Anyone who thinks our universities are still places of serious academia need only take a quick look at their farcical course offerings. “Queer Theory”? “Women’s Studies”? “Computer Science”? Let’s be frank: does anyone actually understand what these mean? I sure don’t, and feeling out of touch scares me so much that I lash out at waitresses.

University life has changed tremendously since I was a student. Back when I was in college, I was a cool, virile twenty-two-year-old with washboard abs and a large group of friends.

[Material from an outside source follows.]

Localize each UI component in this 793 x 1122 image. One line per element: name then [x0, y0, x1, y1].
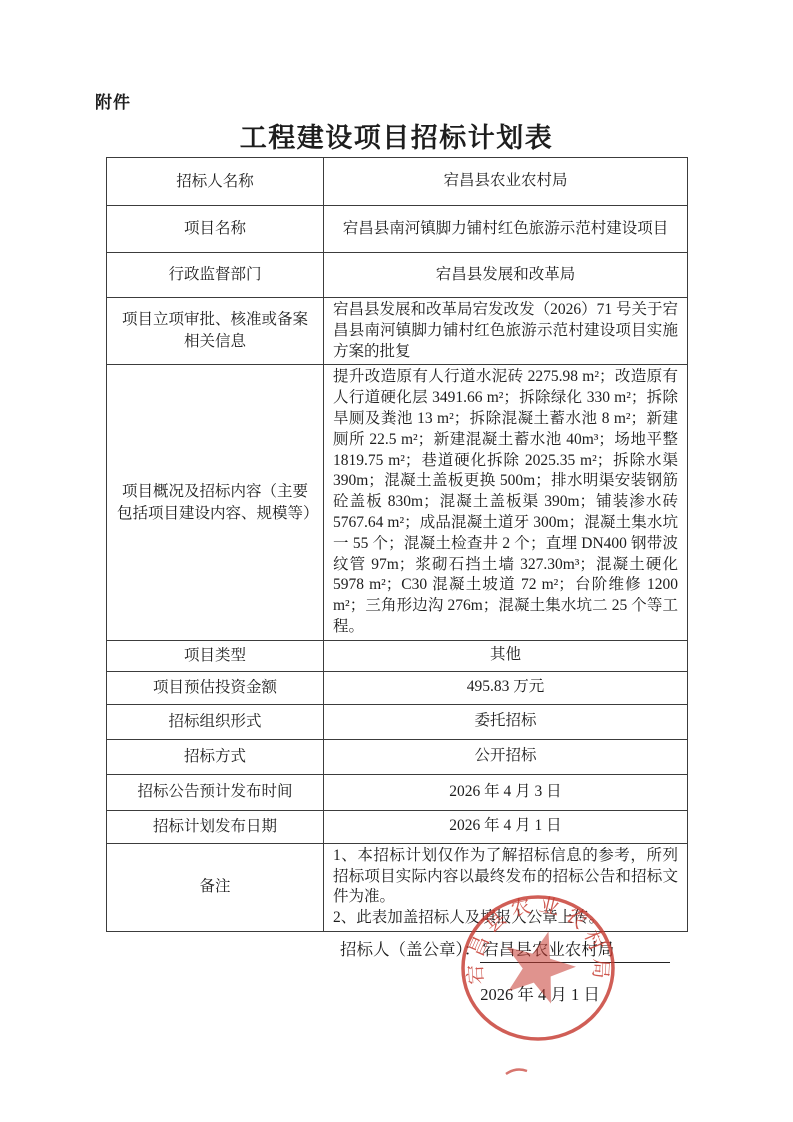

Students today would struggle to say the same, since I’m sixty-two, my kids hate me, and my doctor says I’m prediabetic.

On a recent trip to my beloved alma mater, I couldn’t believe the Orwellian state the school has become. As soon as I stepped into a dorm, the woke student horde looked at me cockeyed, as if to tell me that I didn’t belong there for the sole reason that I am a straight, white man who happened to barely graduate in the year 1983 and am neither enrolled in nor recently affiliated with the school in any capacity.

Now, because of DEI-inclusivity-everyone’s-a-winner grade inflation, anyone can get an A. But abandoning the value of personal responsibility in favor of high GPAs is shortsighted. Back when I was in school, students I knew most often got Bs and Cs. It wasn’t because we were dumb; it was because we did not try. We had more important things to worry about than our future. That was all lined up for us already.

Take me back, take me back, please, somebody, take me back.

I now fear that college students have lost the ability to hear opposing opinions. When a controversial figure would come to speak on campus when I was a student, we didn’t protest or try to cancel them. Instead, we had the guts to listen, really listen, to the Steve Miller Band at a party on the other side of campus.

If a professor facilitated a discussion in a lecture that challenged our preconceived notions, we welcomed the opportunity to hear about it from some nerd who actually went to class while we’d drive to the lake to skinny dip with our friends, who, at our fortieth reunion, I’d find cornering me to voice their concern about my erratic behavior.

So to professors, students, and university administrators, I urge you to make your places of learning return to pre-woke sanity: when syllabi stressed civics, when students listened to one another, when the music was better, when colors were more vibrant, when urinating was simpler, and when our foreheads were unburdened by the wrinkles of a life spent in anger.